L’IA au service des nouveaux besoins des individus
et des entreprises


Réinventer l’éducation par l’Intelligence Artificielle (IA) n’est pas une idée neuve : sans remonter très loin, un blog américain spécialisé sur l’enseignement supérieur listait déjà en 2012 les 10 révolutions éducatives induites par l’IA. Sauf que la personnalisation de l’enseignement et l’automatisation de la notation étaient encore de l’ordre de la prospective.
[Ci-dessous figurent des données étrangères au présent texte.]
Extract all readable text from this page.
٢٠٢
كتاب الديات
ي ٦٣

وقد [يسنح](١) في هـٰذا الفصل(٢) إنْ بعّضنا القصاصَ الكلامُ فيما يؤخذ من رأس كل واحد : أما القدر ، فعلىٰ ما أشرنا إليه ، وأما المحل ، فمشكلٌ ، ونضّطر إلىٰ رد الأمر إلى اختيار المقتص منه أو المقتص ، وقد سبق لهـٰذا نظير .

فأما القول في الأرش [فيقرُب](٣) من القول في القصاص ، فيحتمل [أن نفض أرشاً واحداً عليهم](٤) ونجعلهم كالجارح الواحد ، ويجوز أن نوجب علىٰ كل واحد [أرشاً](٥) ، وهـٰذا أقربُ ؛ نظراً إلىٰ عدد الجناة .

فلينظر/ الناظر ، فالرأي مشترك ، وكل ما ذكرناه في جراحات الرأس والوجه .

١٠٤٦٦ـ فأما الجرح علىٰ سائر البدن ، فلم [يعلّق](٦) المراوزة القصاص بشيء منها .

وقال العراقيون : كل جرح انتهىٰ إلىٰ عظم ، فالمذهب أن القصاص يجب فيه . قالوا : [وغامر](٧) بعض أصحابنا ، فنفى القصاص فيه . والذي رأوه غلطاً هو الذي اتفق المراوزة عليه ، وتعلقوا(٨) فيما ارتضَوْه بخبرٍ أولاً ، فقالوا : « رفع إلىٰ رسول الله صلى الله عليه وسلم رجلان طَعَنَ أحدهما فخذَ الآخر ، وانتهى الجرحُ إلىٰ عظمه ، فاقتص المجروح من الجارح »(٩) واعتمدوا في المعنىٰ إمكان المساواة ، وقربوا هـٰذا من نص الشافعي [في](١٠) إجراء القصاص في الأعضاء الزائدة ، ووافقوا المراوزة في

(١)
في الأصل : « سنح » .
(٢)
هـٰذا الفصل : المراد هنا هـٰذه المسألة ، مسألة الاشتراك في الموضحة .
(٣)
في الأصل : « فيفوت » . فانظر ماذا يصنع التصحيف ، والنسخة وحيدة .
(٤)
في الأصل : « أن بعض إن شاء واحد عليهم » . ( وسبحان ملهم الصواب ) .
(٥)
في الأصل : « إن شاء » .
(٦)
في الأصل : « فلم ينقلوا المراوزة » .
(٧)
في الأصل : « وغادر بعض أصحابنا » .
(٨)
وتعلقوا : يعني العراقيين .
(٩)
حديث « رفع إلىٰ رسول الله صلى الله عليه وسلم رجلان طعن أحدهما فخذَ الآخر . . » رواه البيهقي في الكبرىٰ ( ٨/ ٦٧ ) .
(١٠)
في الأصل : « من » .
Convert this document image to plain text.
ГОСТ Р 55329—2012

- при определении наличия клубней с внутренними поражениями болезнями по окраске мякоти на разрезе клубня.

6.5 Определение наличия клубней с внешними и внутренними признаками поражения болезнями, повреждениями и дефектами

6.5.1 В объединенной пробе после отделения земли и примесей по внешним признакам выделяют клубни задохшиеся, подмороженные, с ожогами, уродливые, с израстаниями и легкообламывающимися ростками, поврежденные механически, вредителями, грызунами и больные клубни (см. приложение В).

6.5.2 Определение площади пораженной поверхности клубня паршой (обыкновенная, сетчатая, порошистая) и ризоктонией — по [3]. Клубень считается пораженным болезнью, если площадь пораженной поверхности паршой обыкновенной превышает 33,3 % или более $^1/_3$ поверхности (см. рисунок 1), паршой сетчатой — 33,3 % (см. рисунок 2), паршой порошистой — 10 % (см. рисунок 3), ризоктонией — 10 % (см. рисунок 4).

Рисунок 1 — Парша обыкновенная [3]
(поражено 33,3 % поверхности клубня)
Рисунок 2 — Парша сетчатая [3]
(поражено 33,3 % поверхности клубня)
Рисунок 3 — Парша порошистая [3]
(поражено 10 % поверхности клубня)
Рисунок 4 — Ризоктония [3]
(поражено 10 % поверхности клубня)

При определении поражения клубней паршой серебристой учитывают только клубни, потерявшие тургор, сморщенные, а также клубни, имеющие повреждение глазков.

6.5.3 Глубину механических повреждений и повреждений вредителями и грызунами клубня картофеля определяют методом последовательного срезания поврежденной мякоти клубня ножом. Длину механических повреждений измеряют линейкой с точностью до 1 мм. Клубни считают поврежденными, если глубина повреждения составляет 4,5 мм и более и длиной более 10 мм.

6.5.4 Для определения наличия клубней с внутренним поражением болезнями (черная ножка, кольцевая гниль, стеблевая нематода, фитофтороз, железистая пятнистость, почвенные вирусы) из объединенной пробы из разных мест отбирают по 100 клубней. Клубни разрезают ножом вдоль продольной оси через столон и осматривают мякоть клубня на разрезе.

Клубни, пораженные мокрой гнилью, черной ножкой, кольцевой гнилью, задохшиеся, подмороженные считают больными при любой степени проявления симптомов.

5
Il est temps de penser au présent, alors que le machine learning, l’analyse de données ou les assistants virtuels font leur apparition concrète dans les processus pédagogiques. Aux Etats-Unis, le professeur Ashok Goel a développé un assistant virtuel capable de répondre aux questions des étudiants. Son nom : Jill Watson (élémentaire, ou presque !). emlyon business school développe de son côté, dans le cadre d’un partenariat mondial signé avec IBM en janvier 2018, un assistant d’employabilité, fondé sur le Big Data : un futur « GPS des compétences », une plateforme pour anticiper les tendances en matière d’emplois et proposer de nouveaux modèles de formations et d’accompagnements.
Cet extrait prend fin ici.